The diagnosis of SOS is established by liver biopsy, with histologic findings including endothelial cell damage, dilatation of the sinusoids, hepatocyte necrosis, and collagen deposition in the sinusoids, with subsequent liver fibrosis. In hepatocytes, FDG is taken up by surface glucose transporter-2 expressed by the sinusoidal endothelium. The prevailing hypothesis of SOS pathophysiology focuses on damage to the hepatic venular and sinusoidal endothelium as an initial event that activates the coagulation cascade. The venular and sinusoidal lumen is reduced due to concentric subendothelial zone edema.[1, 5]
We suggest that PET findings in the liver could be explained by trapping of FDG in dilated sinusoids; FDG cannot enter hepatocytes due to destruction of the sinusoidal endothelium.
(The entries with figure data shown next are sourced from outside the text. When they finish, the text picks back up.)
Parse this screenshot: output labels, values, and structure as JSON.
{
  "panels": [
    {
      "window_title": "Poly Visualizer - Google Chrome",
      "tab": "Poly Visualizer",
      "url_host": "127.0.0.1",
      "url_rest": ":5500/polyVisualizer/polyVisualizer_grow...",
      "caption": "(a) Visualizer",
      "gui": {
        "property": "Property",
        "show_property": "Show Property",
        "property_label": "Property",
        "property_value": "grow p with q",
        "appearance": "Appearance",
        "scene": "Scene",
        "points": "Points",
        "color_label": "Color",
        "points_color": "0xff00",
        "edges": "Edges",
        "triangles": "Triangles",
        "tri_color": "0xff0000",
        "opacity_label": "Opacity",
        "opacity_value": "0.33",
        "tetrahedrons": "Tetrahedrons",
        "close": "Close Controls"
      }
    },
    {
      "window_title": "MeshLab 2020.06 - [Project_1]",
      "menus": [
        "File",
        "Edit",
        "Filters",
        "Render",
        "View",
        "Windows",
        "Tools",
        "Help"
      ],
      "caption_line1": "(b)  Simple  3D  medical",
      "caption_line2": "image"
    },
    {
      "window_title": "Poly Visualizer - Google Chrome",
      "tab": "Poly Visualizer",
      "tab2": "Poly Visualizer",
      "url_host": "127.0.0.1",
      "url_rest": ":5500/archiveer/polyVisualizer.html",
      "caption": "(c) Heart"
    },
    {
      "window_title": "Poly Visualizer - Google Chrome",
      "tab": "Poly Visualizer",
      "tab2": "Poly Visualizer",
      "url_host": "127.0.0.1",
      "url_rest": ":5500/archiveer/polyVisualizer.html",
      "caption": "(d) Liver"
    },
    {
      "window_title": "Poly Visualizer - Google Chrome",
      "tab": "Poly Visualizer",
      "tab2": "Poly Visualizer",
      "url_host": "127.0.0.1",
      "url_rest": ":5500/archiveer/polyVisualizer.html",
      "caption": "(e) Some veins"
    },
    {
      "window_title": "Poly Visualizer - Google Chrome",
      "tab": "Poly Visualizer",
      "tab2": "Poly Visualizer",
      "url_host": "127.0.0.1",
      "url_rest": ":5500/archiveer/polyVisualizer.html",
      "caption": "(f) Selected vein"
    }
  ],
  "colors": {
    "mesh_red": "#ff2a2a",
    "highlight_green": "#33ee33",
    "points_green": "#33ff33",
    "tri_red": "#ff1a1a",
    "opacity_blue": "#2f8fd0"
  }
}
An inflammatory reaction is a less likely hypothesis, as no inflammatory cells were observed on liver biopsy.
Interestingly, patient 2 presented more severe clinical features and histologic findings, but obtained complete recovery in response to treatment, while patient 1 had no significant clinical findings, only moderate damage on liver biopsy, and derived no benefit from treatment. Differences in sinusoidal injuries may be predictive of response to defibrotide, but this aspect requires further investigation.
In conclusion, FDG-PET/CT imaging may be a useful tool to assess the prognosis of SOS and the therapeutic efficacy of defibrotide, but further data need to be generated and validated by larger studies.